Crónica de Fernando Lizama-Murphy
Hay en Rayén Quitral una gran cantante lírica en potencia, pues difícil es imaginar voz más fresca, de timbre más grato, de más fácil emisión y extensión igual todo lo que concurre a señalar en la joven artista de veinte años un cúmulo de cualidades naturales, de las que puede esperarse el máximo para el futuro.
La Prensa, Buenos Aires, 14 de septiembre de 1937.
Existen seres humanos a los que la naturaleza los dota de habilidades superiores.
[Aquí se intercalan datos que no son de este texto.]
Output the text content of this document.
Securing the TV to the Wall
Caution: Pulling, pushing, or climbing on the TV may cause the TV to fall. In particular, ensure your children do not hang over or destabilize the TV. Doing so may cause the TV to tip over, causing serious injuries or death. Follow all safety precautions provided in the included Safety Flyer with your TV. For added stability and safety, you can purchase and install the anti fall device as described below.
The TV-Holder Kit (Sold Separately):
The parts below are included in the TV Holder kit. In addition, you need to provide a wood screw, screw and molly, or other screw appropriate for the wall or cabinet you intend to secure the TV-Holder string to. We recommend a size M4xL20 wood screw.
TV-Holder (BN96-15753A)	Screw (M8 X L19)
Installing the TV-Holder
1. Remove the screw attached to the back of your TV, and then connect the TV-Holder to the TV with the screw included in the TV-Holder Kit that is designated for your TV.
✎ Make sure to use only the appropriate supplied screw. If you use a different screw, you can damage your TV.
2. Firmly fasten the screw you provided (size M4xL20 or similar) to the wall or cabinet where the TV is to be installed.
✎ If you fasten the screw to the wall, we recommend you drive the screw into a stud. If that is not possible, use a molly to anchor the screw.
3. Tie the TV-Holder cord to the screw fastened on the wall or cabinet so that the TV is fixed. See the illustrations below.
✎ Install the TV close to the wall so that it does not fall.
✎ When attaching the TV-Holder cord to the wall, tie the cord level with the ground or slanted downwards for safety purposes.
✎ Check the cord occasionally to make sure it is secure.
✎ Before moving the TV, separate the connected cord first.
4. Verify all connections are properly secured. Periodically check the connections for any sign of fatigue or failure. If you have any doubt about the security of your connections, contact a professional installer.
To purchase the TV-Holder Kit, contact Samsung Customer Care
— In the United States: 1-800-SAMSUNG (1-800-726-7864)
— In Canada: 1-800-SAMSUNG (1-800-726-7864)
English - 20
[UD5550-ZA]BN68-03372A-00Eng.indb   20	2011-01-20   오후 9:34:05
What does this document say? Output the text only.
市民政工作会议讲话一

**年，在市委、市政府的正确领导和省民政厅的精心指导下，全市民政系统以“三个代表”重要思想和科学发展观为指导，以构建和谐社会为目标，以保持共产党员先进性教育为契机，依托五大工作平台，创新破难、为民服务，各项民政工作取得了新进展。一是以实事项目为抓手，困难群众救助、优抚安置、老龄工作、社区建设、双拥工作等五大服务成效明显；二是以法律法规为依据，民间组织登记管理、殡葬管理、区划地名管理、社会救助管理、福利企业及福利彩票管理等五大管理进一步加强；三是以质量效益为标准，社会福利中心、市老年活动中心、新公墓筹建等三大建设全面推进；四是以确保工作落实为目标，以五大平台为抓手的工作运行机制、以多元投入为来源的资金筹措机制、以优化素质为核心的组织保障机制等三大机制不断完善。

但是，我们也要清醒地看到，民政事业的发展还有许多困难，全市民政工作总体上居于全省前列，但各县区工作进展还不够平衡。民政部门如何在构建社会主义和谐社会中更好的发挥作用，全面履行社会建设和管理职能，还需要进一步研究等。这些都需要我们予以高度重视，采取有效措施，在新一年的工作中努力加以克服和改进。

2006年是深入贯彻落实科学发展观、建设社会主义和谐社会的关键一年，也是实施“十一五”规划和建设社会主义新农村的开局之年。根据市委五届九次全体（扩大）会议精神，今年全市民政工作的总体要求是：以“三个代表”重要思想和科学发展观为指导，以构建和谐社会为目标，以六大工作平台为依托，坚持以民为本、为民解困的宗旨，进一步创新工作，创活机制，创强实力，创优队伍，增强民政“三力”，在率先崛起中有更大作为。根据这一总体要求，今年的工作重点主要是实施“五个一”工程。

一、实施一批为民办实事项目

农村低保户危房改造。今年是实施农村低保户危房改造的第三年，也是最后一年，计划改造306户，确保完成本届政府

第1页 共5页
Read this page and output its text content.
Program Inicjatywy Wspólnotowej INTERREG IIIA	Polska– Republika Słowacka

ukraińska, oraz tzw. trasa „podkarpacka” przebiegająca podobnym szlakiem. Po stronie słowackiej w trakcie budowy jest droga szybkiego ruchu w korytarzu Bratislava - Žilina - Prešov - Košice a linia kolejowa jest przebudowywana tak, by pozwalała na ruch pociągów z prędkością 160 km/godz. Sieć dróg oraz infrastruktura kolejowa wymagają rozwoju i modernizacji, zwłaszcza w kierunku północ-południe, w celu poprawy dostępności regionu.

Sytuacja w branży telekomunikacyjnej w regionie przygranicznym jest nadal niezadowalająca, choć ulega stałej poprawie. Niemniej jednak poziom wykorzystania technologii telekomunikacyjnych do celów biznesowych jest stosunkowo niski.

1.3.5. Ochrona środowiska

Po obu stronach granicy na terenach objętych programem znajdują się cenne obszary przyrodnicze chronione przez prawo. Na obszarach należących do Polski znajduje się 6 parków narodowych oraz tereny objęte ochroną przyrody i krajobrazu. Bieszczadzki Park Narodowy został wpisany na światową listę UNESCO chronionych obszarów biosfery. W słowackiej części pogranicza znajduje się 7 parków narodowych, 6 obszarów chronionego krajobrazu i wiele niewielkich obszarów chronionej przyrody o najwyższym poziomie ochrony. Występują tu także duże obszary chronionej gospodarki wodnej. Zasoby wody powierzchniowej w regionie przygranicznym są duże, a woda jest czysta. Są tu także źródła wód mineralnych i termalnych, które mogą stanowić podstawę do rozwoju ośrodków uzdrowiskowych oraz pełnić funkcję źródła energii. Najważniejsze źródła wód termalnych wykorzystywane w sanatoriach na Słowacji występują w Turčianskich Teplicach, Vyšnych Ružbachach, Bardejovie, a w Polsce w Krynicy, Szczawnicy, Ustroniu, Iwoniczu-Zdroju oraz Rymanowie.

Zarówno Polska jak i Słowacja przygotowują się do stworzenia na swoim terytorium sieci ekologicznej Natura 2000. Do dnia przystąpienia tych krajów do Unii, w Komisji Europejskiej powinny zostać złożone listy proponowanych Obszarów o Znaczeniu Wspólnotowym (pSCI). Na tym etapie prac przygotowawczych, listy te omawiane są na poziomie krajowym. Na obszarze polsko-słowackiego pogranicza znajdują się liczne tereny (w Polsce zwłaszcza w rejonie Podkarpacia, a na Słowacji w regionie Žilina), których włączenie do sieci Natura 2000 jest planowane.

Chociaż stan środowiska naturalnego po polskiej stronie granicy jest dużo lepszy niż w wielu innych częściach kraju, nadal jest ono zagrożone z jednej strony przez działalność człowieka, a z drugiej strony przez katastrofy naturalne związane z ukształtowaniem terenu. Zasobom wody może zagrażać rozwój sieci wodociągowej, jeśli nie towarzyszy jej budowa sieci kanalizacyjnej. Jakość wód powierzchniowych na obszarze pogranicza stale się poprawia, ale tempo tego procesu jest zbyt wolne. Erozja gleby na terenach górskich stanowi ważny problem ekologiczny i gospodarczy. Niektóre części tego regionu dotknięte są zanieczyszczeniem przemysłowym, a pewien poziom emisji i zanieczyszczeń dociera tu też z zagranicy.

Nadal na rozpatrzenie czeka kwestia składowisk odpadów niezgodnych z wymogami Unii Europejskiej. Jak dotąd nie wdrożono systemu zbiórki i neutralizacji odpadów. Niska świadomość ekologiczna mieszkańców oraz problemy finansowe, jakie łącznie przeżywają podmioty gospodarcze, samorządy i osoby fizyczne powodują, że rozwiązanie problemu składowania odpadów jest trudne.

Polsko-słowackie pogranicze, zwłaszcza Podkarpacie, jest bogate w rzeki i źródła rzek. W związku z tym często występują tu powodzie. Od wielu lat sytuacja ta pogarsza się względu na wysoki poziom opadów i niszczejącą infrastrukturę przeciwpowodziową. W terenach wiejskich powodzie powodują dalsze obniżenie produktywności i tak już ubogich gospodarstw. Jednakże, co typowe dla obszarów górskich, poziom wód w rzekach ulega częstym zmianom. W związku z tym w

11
Muchos se pierden en el camino por falta de oportunidades, por problemas de carácter, porque sus contemporáneos no son capaces de valorarlos o porque el entorno no les permite su desarrollo.
Otros, como el caso de María Georgina Quitral Espinoza, nos muestran cómo una persona nacida en una situación de gran pobreza material, con esfuerzo y un poco de suerte puede destacar en un ambiente absolutamente opuesto a su realidad.
María Georgina nació el 7 de noviembre de 1916 en Iloca, caleta de pescadores ubicada en la desembocadura del río Mataquito, en cuya ribera murió combatiendo Lautaro, el más grande cacique araucano. Su padre, Fidel Quitral Correa, que falleció cuando la niña era muy pequeña, era un humilde peón agrícola cuya herencia mapuche, aparte del apellido, no era muy distinta a la de muchos campesinos de la zona central de Chile. La madre, que trabajaba como empleada doméstica en una casa ilocana, se llamaba Elena o Fidelina Espinoza Letelier.
Cuando la mujer enviudó decidió partir con sus tres hijos, Elsa, René (que sería arquero del club de fútbol Santiago Wanderers de Valparaíso) y María Georgina a establecerse en San Javier de Loncomilla, siempre en la zona central del país.
Ahí la futura cantante de ópera realizó sus estudios primarios hasta que su madre, quizá buscando mejores horizontes, decidió trasladar nuevamente su residencia, ahora estableciéndose en Curicó, donde la niña, que por esa época tenía siete años, comenzó a lucir su voz en reuniones familiares y en la iglesia.